Às igrejas perseguidas, Pedro exorta:

 

Sede sóbrios e vigilantes. O diabo, vosso adversário, anda em derredor, como leão que ruge procurando alguém para devorar; resisti-lhe firmes na fé, certos de que sofrimentos iguais aos vossos estão se cumprindo na vossa irmandade espalhada pelo mundo. (1Pe 5.8-9).

 

Satanás está ativamente feroz contra nós, desejando encontrar uma fresta, uma brecha pela qual ele possa entrar. Pedro nos diz que devemos resistir-lhe “firmes na fé”.

 

Esta resistência na fé significa: não lhe permitir o acesso, opor-se às suas sugestões malignas.

 

Somente podemos resistir-lhe com fé firmados no fundamento da fé, que é a Palavra de Deus. É Deus mesmo quem nos fortalece, nos firma até o fim.

 

     Às mesmas igrejas sofredoras, Pedro consola e estimula: “O Deus de toda a graça, que em Cristo vos chamou (kale/w) à sua eterna glória, depois de terdes sofrido por um pouco, ele mesmo vos há de aperfeiçoar, firmar, fortificar e fundamentar” (1Pe 5.10).  

 

Notemos que a nossa resistência ao diabo encontra a sua base em Deus: É Ele Quem nos capacita a perdoar, nos dá a sua armadura, nos protege com a Sua presença e nos sustenta na fé que Ele mesmo produziu em nós.

 

Cipriano de Cartago (c. 210-258), referido por Agostinho (354-430), como “doutor suavíssimo”,[9] comentando o Pai Nosso, nos consola e estimula:

 

Tendo dito ‘livra-nos do mal”, nada mais resta que se deva pedir, pois já pedimos, numa só voz, a proteção de Deus contra o mal. Conseguida essa proteção, estamos seguramente guardados contra as maquinações do diabo e do mundo. Com efeito, que medo do mundo poderia existir para quem, no século, tem a Deus por guarda?[10]

 

De fato, sem Deus, nada podemos fazer (Jo 15.5). Entretanto, pesa sobre nós a responsabilidade de utilizar os meios fornecidos por Deus para que possamos cumprir o imperativo: “Resisti ao diabo”.

 

Pela fé, podemos resistir ao diabo em todas as suas armadilhas: A fé é o conhecimento convicto e confiante de Deus e da Sua vontade (1Pe 5.8,9/1Jo 5.4,5).

 

Maringá, 05 de março de 2019.

Rev. Hermisten Maia Pereira da Costa

 

*Este post faz parte de uma série. Acesse aqui a série completa

 


 

[1]  D.M. Lloyd-Jones, O Combate Cristão, São Paulo: Publicações Evangélicas Selecionadas, 1991, p. 76.

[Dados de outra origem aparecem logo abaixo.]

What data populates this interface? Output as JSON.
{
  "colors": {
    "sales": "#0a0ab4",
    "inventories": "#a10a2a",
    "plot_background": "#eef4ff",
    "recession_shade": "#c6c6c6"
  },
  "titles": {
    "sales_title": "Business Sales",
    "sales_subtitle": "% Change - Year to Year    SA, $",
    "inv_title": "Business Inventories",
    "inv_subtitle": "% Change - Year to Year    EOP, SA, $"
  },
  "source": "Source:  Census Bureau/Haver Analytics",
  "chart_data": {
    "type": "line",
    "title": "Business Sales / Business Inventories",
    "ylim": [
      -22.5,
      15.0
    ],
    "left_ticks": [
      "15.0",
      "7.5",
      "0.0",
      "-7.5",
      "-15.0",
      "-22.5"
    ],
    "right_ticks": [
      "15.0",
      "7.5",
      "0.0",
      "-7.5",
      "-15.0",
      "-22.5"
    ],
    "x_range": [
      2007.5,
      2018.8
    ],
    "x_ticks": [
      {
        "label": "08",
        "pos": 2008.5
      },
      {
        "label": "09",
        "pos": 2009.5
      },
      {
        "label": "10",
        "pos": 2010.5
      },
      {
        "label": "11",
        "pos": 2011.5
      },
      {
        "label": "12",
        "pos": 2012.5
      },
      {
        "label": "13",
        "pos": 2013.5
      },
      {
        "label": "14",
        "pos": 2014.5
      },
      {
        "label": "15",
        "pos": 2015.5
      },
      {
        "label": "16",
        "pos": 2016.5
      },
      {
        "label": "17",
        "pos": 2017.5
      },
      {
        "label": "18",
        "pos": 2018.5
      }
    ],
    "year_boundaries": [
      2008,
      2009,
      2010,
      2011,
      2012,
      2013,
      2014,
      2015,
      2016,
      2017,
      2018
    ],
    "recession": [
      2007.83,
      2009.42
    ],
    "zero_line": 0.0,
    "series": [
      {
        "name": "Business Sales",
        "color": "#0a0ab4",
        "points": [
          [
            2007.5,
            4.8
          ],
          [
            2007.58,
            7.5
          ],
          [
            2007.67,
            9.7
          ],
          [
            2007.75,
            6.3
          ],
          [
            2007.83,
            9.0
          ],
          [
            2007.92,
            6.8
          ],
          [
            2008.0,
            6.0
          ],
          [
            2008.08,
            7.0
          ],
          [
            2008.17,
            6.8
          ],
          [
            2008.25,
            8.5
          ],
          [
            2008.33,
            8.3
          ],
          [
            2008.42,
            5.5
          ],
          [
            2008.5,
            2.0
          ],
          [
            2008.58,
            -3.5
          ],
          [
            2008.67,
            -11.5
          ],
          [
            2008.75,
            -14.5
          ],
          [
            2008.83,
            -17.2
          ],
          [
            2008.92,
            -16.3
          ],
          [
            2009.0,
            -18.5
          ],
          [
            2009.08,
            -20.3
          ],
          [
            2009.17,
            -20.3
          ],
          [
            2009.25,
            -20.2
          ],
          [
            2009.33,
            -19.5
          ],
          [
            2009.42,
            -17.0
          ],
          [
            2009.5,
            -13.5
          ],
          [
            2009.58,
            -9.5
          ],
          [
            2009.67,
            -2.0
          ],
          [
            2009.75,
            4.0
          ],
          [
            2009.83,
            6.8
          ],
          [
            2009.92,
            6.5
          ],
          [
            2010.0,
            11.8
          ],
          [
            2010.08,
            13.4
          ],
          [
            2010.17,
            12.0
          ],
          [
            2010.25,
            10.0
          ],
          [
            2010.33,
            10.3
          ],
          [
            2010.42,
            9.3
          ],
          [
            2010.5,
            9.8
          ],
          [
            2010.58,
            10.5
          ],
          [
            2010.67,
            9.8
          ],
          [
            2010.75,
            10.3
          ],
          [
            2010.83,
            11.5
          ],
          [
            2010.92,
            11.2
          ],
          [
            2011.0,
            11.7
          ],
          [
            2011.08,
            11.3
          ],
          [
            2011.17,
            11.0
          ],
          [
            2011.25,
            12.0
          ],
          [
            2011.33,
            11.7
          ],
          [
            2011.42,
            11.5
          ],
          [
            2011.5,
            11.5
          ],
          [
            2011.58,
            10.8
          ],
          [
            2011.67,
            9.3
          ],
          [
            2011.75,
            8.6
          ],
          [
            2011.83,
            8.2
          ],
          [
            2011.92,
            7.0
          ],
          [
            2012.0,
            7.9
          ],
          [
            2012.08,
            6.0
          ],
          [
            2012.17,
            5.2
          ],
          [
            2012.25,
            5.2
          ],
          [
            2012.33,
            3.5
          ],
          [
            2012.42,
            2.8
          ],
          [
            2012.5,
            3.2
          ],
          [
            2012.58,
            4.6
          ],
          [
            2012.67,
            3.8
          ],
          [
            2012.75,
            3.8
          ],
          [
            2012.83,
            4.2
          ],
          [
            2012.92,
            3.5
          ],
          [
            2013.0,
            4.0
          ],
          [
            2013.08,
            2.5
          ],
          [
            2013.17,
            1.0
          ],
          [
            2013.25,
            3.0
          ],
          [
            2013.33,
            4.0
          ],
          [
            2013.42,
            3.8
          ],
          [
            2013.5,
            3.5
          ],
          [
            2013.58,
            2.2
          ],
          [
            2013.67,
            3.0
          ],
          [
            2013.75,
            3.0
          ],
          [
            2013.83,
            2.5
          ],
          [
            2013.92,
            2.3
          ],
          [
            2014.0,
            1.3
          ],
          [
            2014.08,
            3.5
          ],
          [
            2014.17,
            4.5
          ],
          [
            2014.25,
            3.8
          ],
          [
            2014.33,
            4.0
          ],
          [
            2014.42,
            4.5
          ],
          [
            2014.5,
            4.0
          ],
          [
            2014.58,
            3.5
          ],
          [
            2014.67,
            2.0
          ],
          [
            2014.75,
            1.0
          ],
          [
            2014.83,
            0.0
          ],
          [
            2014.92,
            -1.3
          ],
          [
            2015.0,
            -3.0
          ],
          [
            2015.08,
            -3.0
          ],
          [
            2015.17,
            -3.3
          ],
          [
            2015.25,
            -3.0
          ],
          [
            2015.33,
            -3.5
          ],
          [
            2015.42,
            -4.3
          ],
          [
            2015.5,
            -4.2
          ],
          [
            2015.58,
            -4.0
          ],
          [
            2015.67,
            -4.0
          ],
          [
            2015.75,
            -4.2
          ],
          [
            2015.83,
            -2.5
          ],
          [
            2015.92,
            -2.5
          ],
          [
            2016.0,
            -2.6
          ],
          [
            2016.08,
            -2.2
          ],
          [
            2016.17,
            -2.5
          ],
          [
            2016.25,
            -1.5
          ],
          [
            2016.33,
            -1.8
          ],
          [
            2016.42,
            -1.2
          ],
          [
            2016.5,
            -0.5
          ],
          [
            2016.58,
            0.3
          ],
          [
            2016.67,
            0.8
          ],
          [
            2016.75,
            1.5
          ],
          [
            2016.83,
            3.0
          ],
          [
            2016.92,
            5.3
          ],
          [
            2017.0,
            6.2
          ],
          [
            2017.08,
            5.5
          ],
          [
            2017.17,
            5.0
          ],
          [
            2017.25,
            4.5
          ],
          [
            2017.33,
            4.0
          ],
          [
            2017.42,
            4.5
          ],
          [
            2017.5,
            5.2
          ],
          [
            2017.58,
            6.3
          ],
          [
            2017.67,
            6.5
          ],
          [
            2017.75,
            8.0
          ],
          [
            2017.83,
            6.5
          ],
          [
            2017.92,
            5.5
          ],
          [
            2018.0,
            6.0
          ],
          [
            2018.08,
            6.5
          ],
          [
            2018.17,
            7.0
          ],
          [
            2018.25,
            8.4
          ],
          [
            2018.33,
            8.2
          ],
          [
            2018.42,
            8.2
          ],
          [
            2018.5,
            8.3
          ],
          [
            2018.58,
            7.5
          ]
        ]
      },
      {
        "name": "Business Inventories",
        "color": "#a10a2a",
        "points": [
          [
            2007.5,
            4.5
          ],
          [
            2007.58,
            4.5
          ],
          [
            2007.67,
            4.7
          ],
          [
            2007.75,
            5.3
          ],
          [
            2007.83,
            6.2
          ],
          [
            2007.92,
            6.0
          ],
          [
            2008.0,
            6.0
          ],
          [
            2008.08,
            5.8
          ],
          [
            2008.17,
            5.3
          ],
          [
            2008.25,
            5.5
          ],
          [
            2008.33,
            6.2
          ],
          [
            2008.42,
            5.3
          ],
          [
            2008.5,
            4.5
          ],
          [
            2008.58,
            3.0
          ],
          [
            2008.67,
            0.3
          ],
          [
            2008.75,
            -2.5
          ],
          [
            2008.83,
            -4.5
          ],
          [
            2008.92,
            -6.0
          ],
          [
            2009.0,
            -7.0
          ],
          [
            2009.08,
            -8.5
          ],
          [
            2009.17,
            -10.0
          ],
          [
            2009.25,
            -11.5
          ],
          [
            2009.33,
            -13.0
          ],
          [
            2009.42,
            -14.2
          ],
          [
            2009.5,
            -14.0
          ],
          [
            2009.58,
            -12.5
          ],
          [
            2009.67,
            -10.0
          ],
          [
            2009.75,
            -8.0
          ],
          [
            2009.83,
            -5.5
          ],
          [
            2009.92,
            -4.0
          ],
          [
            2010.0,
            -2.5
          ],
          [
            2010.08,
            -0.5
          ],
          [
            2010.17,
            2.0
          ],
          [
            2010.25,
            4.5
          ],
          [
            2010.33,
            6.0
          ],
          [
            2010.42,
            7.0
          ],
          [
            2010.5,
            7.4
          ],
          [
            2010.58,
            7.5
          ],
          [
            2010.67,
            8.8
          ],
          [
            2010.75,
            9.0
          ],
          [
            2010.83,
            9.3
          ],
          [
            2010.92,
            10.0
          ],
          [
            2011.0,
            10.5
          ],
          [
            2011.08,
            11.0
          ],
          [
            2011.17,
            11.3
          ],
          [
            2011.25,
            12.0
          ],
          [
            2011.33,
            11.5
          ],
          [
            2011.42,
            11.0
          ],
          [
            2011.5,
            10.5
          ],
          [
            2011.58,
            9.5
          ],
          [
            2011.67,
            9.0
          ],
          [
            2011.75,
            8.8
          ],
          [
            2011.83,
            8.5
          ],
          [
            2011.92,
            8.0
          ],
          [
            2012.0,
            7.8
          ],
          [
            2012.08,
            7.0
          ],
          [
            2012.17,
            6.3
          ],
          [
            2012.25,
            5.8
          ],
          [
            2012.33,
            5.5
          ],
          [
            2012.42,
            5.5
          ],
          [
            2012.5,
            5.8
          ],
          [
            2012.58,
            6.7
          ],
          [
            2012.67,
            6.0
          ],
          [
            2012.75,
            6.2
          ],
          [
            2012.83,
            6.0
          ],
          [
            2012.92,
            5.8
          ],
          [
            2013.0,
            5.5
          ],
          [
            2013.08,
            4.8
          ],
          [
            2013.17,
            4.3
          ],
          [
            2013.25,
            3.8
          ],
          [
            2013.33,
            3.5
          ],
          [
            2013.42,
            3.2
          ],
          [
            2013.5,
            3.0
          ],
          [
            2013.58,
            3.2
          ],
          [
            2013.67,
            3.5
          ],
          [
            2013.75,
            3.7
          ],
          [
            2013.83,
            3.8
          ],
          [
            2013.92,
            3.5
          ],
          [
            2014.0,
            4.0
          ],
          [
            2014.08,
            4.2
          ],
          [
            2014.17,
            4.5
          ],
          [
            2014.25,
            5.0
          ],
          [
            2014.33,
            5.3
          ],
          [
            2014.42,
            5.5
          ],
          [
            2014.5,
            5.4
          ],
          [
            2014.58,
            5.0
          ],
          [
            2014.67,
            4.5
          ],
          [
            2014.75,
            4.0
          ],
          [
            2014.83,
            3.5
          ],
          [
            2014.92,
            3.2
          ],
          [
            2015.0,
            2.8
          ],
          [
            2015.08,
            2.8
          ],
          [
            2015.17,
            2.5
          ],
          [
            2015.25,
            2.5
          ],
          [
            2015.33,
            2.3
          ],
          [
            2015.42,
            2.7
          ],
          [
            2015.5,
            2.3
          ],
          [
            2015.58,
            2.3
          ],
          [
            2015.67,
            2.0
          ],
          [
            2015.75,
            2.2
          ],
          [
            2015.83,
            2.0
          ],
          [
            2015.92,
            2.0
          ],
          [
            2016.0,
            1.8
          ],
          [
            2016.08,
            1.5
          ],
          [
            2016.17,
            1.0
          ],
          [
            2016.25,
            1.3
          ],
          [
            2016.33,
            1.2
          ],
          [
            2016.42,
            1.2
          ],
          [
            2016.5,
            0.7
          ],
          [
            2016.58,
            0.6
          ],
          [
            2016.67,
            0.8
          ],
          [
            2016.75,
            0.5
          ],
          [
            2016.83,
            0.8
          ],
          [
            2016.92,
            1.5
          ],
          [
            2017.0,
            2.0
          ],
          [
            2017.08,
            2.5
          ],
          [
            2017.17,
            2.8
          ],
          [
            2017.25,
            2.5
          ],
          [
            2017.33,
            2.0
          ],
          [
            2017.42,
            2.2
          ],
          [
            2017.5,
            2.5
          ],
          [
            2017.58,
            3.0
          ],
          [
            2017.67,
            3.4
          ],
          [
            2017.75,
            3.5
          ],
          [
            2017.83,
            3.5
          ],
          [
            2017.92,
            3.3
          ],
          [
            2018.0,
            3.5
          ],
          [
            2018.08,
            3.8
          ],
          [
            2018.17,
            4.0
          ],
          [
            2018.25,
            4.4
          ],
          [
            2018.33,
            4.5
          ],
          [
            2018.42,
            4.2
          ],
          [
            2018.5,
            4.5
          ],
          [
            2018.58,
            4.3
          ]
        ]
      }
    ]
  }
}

[2]A palavra traduzida por “desígnio” (no/hma) (nóêma) ocorre cinco vezes no NT., sendo utilizada apenas por Paulo: 2Co 2.11; 3.14; 4.4; 10.5; 11.3; Fp 4.7, tendo o sentido de “plano” (Platão, Política, 260d), “intenção maligna”, “intrigas”, “ardis”. Com exceção de Fp 4.7, a palavra sempre é usada negativamente no NT. No/hma é o resultado da atividade do nou=j (mente). (J. Behm; E. Wurthwein, nou=j, etc.: In: G. Kittel; G. Friedrich, eds. Theological Dictionary of the New Testament, v. 4, p. 960). “É a faculdade geral do juízo, que pode tomar decisões e pronunciar certos ou errados os vereditos, conforme as influências às quais tem sido expostas” (J. Goetzmann, razão: In: Colin Brown, ed. ger. O Novo Dicionário Internacional de Teologia do Novo Testamento, v. 4, p. 32).

[3] “Satanás não tem propósitos construtivos; suas táticas são simplesmente para contrariar a Deus e destruir os homens” (J.I. Packer, Vocábulos de Deus, São José dos Campos, SP. Fiel, 1994, p. 82-83).

[4]D. M. Lloyd-Jones, O Combate Cristão, São Paulo: Publicações Evangélicas Selecionadas, 1991, p. 90.

[5] “O diabo de tal maneira enfeitiça as mentes dos homens que eles se apegam obstinadamente aos erros que em tempos passados assimilaram” (João Calvino, O Profeta Daniel: 1-6, São Paulo: Parakletos, 2000, v. 1, (Dn 3.2-7), p. 193). Calvino também observa que os “incrédulos se encontram tão intoxicados por Satanás, que, em seu estupor, não têm consciência de sua miséria” (J. Calvino, As Pastorais, São Paulo: Paracletos, 1998, (2Tm 2.26), p. 247).

[6]Lalia/ (lalia) (* Mt 26:73; Jo 4.42; 8.43), parece indicar, mais do que o “dialeto”, a estrutura do pensamento de Jesus; eles não conseguiam acompanhar o seu raciocínio.

[7]Aqui significa a mensagem em si, o seu conteúdo.

[8]João Calvino, Exposição de Hebreus, São Paulo: Paracletos, 1997, (Hb 5.11), p. 139.

[9] Santo Agostinho, A doutrina cristã, São Paulo: Paulus, 2002 (Patrística; 17), II.61, p. 145.

[10]São Cipriano, A oração do Senhor, São Paulo: Paulus, 2016, (Coleção Patrística), 27. p. 194-195.